Most people think secrets can be kept more easily with passing time, but that's not true. In the early days, a liar stays alert, vigilant, attentive to the tiniest thing that might destroy the whole construction. Usually no one notice anything, but the logic of the setup is gradually established in people's minds. They reconstruct the narrative piece by piece, grasp its incoherence, and eventually assemble the rest with elements from their own imagination, elements that inevitably prove them right. Marie drives these thoughts from her mind. She's not watching one of those films where the viewer has no idea from start to finish. She's the leading lady. She's the victim who knows everything. She'll never let her story be completely revealed. She doesn't deserve to lose everything now.

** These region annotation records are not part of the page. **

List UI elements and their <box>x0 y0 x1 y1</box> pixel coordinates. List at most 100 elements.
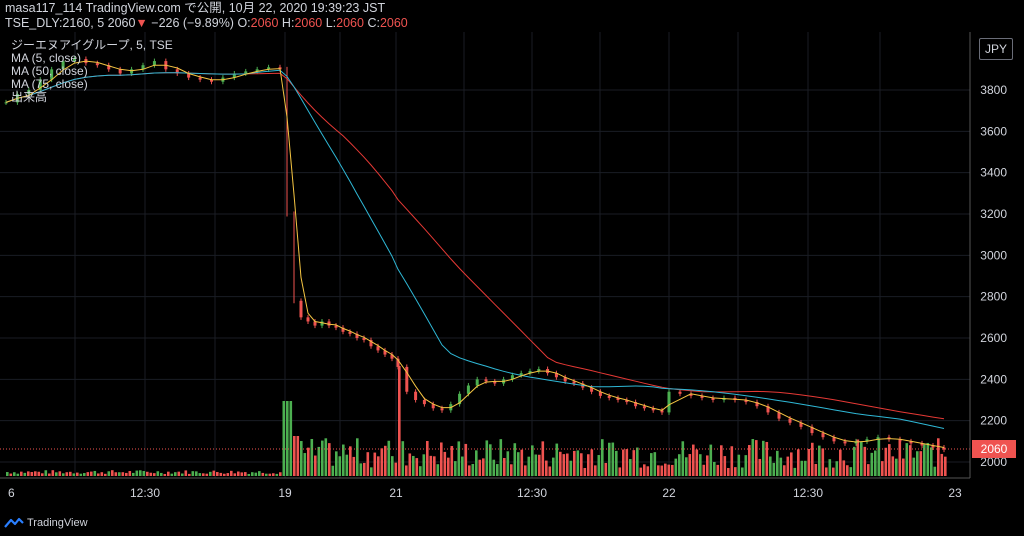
candle-body <box>50 69 54 80</box>
volume-bar <box>863 446 867 476</box>
y-tick-label: 3400 <box>980 166 1007 180</box>
x-tick-label: 12:30 <box>517 486 547 500</box>
y-tick-label: 3800 <box>980 83 1007 97</box>
volume-bar <box>674 458 678 476</box>
volume-bar <box>881 461 884 476</box>
volume-bar <box>51 470 55 476</box>
legend-symbol[interactable]: ジーエヌアイグループ, 5, TSE <box>11 38 173 52</box>
legend-ma50[interactable]: MA (50, close) <box>11 64 88 78</box>
candle-body <box>232 73 236 78</box>
volume-bar <box>590 449 594 476</box>
volume-bar <box>485 440 489 476</box>
volume-bar <box>916 451 919 476</box>
footer-brand[interactable]: TradingView <box>4 515 88 531</box>
volume-bar <box>888 444 891 476</box>
volume-bar <box>275 473 279 476</box>
volume-bar <box>566 453 569 476</box>
currency-button[interactable]: JPY <box>979 38 1013 60</box>
volume-bar <box>800 460 804 476</box>
candle-body <box>341 327 345 332</box>
candle-body <box>554 373 558 378</box>
volume-bar <box>797 449 800 476</box>
volume-bar <box>636 447 639 476</box>
time-axis[interactable]: 6 12:30 19 21 12:30 22 12:30 23 <box>8 486 962 500</box>
candle-body <box>876 437 880 440</box>
legend-ma75[interactable]: MA (75, close) <box>11 77 88 91</box>
candle-body <box>440 408 444 411</box>
candle-body <box>625 400 629 403</box>
volume-bar <box>517 452 520 476</box>
volume-bar <box>422 454 426 476</box>
volume-bar <box>559 451 562 476</box>
volume-bar <box>198 473 202 476</box>
volume-bar <box>667 464 671 476</box>
volume-bar <box>702 464 706 476</box>
candle-body <box>187 73 191 78</box>
volume-bar <box>832 467 835 476</box>
volume-bar <box>30 472 34 476</box>
volume-bar <box>209 471 212 476</box>
volume-bar <box>730 446 734 476</box>
volume-bar <box>307 447 310 476</box>
candle-body <box>572 381 576 384</box>
volume-bar <box>401 441 405 476</box>
volume-bar <box>135 470 139 476</box>
volume-bar <box>146 471 149 476</box>
volume-bar <box>408 453 412 476</box>
candle-body <box>537 369 541 372</box>
volume-bar <box>230 470 233 476</box>
volume-bar <box>944 456 947 476</box>
y-tick-label: 2200 <box>980 414 1007 428</box>
volume-bar <box>114 472 118 476</box>
volume-bar <box>762 440 765 476</box>
volume-bar <box>321 440 324 476</box>
volume-bar <box>443 451 447 476</box>
volume-bar <box>699 454 702 476</box>
volume-bar <box>555 443 559 476</box>
volume-bar <box>853 446 856 476</box>
candle-body <box>810 426 814 434</box>
last-price-tag: 2060 <box>972 440 1016 458</box>
volume-bar <box>163 473 167 476</box>
volume-bar <box>503 457 506 476</box>
volume-bar <box>447 457 450 476</box>
volume-bar <box>240 472 244 476</box>
volume-bar <box>615 450 618 476</box>
price-axis[interactable]: 3800 3600 3400 3200 3000 2800 2600 2400 2200 2000 <box>980 83 1007 469</box>
volume-bar <box>398 366 401 476</box>
volume-bar <box>23 472 27 476</box>
volume-bar <box>174 472 177 476</box>
y-tick-label: 3600 <box>980 124 1007 138</box>
candle-body <box>466 385 470 394</box>
volume-bars <box>6 366 947 476</box>
volume-bar <box>835 461 839 476</box>
volume-bar <box>65 472 69 476</box>
volume-bar <box>387 440 391 476</box>
volume-bar <box>790 452 793 476</box>
candle-body <box>267 67 271 70</box>
volume-bar <box>748 445 751 476</box>
volume-bar <box>538 454 541 476</box>
volume-bar <box>664 463 667 476</box>
volume-bar <box>69 471 72 476</box>
candle-body <box>799 422 803 427</box>
volume-bar <box>93 470 97 476</box>
volume-bar <box>884 447 888 476</box>
volume-bar <box>562 454 566 476</box>
volume-bar <box>874 450 877 476</box>
candle-body <box>355 333 359 338</box>
volume-bar <box>289 401 293 476</box>
volume-bar <box>426 440 429 476</box>
candle-body <box>689 393 693 396</box>
volume-bar <box>870 452 874 476</box>
x-tick-label: 12:30 <box>793 486 823 500</box>
y-tick-label: 3000 <box>980 248 1007 262</box>
legend-ma5[interactable]: MA (5, close) <box>11 51 82 65</box>
volume-bar <box>891 456 895 476</box>
volume-bar <box>527 456 531 476</box>
volume-bar <box>793 467 797 476</box>
volume-bar <box>475 450 478 476</box>
volume-bar <box>709 444 713 476</box>
legend-volume[interactable]: 出来高 <box>11 90 48 104</box>
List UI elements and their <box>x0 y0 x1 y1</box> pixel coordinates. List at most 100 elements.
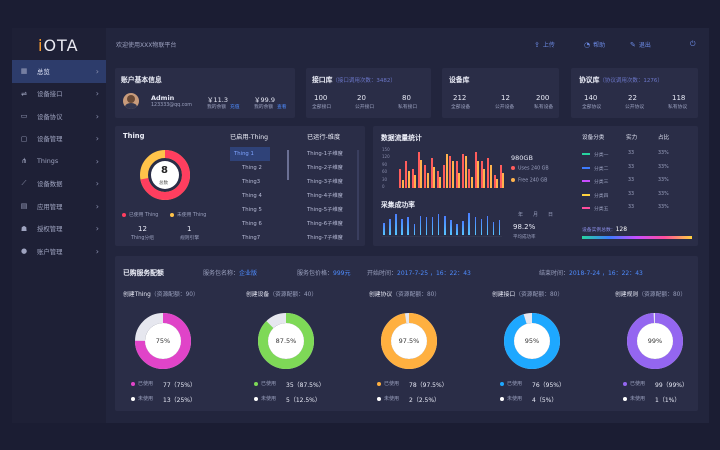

The lost memories, the buried passion, and the forgotten promises. But there is palpable doubt in the unbreathable air in this household. Something has been broken, as when the first fights break out. Love is fresh and happy. The man and the woman adore each other, make love several times a day, promise each other not only eternity but the impossible. Then comes the first raised voice, a tiny harbinger of separation in a flash of anger or judgment. And the other person's impetuous character is gradually revealed in all its vices and idiosyncrasies, the surface image is shattered. The lovers no longer have the same energy in their passionate embraces, they stop making love, distance themselves a much as possible from each other. It's happening to them too. Laurent suspects his wife, Marie loathes her husband for not understanding anything even though she herself is doing her utmost to hide the biggest crisis of their lives.
The facts were enough. The consequences visible and irreparable. Ever cautious, they're all acting in silence. The rape is vanishing under the weight of more recent events. Its gnawing, degraded violence is called into question in various ways and simply eclipses itself from the surface of this torment and sorrow. And they each start out on their lives again.